Erkki Melartin (1875-1937)
Symphony No. 5 in A minor, Op.90 (1915)
Symphony No. 6, Op.100 (1925)
Turku Philharmonic Orchestra/Ari Rasilainen
rec. 2022, Turku Concert Hall, Finland
cpo 555 558-2 [67]

The six symphonies of Erkki Melartin have been recorded by the Tampere Philharmonic and Leonid Grin on Ondine but it’s good to welcome the coupling of Nos.5 and 6 in this new release from the Turku Philharmonic Orchestra under Ari Rasilainen on CPO.

The Fifth is a wartime work, completed in 1915, and keen to show its contrapuntal side, which it does almost immediately.  However, the obverse is a gentle tapestry-like writing for winds and colour. Melartin reserves these lyric qualities for the slow movement where the orchestral sonority is warm, string themes are attractive and birdsong enlivens the wind writing. At one point Melartin generates a positive avian cacophony which anticipates a lovely string cantilena that ends in solemnity – the kind of solemnity, in miniature, to be found in Bruckner or Schmidt.  But only as a punctuation point. The Intermezzo dances with birdsong and it too is saturated in lyric generosity whereas the finale opens with strangely dour counterpoint writing and becomes almost a study in fugal inversion, but at least it’s in the context of well-marshalled material. The outer movements of the fifth act as stern-ish tests whereas the inner movements release Melartin’s untrammelled lyricism. Grin takes the finale rather more quickly than Rasilainen but both tempi work well in the overall span of their performances.

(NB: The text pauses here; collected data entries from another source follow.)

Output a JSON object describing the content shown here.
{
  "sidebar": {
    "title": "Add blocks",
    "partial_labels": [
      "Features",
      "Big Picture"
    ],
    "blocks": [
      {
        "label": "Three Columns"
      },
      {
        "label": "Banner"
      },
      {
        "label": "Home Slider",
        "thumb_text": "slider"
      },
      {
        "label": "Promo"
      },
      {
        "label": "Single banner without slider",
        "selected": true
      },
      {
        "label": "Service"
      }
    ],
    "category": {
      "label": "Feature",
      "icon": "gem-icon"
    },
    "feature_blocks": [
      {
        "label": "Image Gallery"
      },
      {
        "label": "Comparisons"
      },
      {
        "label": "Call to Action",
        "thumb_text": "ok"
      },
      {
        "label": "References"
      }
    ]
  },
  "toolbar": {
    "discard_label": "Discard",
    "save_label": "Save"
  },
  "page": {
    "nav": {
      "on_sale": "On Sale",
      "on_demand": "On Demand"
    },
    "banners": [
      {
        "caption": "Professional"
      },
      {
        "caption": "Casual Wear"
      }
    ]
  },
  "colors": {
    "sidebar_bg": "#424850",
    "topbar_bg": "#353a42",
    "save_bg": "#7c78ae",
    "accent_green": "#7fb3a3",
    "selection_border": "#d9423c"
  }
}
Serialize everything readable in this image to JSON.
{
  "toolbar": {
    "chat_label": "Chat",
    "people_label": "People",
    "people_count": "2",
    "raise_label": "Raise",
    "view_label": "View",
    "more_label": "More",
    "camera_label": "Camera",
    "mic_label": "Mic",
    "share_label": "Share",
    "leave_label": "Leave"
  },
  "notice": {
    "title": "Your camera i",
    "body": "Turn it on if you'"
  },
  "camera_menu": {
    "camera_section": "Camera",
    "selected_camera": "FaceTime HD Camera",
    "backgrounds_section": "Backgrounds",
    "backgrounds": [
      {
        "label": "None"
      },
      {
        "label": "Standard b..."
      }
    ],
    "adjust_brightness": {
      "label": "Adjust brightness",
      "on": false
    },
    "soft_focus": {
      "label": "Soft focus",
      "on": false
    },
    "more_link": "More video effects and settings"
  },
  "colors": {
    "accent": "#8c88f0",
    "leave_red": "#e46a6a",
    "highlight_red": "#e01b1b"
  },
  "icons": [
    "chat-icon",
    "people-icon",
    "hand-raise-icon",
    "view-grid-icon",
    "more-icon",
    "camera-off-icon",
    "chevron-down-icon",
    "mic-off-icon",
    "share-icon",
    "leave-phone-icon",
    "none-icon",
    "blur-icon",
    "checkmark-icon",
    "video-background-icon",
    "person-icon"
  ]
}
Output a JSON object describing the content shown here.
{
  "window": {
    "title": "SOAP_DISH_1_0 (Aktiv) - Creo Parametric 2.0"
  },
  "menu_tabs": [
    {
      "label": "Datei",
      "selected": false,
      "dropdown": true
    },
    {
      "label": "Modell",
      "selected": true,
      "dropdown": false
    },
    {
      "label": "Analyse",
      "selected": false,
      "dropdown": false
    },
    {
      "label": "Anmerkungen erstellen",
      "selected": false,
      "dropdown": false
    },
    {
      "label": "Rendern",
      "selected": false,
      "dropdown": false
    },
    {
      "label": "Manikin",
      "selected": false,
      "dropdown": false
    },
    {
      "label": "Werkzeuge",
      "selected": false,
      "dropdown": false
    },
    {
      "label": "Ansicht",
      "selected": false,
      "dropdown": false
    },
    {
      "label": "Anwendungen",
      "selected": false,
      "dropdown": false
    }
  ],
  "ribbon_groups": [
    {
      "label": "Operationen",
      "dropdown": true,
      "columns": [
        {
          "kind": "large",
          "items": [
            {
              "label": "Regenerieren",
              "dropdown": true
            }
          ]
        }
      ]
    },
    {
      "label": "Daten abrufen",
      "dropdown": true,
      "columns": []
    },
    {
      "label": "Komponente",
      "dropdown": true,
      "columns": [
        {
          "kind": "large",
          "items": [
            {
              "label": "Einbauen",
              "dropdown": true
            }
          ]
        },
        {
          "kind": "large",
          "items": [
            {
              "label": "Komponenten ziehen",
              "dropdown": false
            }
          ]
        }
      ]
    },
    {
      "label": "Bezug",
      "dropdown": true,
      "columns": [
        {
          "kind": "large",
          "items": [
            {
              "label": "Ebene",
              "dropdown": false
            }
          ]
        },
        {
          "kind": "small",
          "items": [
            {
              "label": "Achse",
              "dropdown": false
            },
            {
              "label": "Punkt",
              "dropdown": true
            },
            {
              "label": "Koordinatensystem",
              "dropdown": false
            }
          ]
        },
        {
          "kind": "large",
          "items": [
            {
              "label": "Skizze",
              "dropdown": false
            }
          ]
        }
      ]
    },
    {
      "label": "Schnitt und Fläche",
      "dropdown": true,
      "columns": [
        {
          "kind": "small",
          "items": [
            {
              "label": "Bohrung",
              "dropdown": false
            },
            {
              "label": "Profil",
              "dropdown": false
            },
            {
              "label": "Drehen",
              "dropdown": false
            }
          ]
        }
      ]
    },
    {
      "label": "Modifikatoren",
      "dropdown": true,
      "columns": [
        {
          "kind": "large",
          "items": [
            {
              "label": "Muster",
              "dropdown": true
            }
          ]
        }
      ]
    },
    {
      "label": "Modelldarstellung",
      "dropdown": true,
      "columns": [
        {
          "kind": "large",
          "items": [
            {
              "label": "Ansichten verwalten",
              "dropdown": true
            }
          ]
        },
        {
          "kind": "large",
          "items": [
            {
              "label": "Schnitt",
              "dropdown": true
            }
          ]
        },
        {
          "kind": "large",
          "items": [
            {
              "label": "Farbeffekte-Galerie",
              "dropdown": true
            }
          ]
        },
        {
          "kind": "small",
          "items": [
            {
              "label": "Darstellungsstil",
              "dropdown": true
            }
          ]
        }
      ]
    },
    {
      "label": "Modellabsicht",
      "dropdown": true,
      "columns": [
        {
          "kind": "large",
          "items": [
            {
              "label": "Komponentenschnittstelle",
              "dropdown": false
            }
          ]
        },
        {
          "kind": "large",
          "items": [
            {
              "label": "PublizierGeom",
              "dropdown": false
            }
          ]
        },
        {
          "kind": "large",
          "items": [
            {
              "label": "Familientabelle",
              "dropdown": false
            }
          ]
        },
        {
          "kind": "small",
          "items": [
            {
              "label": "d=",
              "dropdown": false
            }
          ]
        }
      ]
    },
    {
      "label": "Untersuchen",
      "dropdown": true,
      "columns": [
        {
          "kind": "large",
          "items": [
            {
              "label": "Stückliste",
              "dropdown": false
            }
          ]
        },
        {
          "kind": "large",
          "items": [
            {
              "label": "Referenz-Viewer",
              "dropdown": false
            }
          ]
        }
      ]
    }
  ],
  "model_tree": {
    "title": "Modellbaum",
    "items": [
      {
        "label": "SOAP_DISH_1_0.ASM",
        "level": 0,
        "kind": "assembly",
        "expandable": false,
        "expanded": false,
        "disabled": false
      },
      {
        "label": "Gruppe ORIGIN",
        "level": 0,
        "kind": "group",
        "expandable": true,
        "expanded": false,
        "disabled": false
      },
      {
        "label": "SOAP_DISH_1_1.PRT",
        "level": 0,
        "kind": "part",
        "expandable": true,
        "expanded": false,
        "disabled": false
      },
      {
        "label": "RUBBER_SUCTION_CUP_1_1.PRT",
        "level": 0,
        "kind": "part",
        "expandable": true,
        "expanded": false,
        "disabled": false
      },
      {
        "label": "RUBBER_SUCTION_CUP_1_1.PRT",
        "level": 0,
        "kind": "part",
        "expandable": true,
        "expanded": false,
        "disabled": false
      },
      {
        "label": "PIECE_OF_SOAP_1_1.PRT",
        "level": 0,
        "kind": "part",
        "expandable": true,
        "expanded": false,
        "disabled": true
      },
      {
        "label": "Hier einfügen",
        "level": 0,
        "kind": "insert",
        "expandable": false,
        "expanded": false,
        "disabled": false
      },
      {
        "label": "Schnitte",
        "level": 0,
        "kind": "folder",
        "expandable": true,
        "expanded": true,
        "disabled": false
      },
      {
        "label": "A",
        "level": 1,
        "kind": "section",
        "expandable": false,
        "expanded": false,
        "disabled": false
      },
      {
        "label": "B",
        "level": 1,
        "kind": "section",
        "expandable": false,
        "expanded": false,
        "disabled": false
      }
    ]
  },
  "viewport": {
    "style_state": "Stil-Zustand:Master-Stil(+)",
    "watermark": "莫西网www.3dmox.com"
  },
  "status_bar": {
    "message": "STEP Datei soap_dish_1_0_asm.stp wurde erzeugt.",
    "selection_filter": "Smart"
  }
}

Symphony No.6 followed a decade later, in 1925. Structured on the same lines – a conventional four-movement work – it inhabits a far stormier world. The shattering event that bisected both symphonies was the Finnish Civil War which accounted for the wholly understandable procrastination Melartin experienced – he had begun sketches for it as early as December 1918. The opening is particularly baleful and threatening – there is some Mahlerian horn writing along the way – before the barren, windswept canvas of this opening movement allows a brief moment of lyric respite and then swallows it up only to glower quietly to itself. The remarkable Andante suddenly projects a wholly different feeling, nature depiction, some Sibelian, of lissom warmth, although there is also a necessary contrast of greater urgency. The surprises this symphony throws up continue with the brief impressionist Japonaiserie of the third movement which appear as if from nowhere, the music soon relapsing into textural gauze-like elegance. The ostinati in the finale are pure Sibelius, the writing is once again terse, but increasingly brassy and powerful, before an optimistic all-conquering peroration crowns a perplexing, hallucinatory, troubled but nevertheless absorbing work. Rasilainen takes the inner movements rather more quickly than Grin but as with the Fifth Symphony there’s as much to be said for a slight relaxation of tempo as there is for pressing ahead. 

The notes are excellent and the recording in Turku Concert Hall has been very well judged. I don’t know if this coupling heralds a complete symphonic cycle from the Turku Philharmonic and Rasilainen, but if so it certainly makes for a very fine start.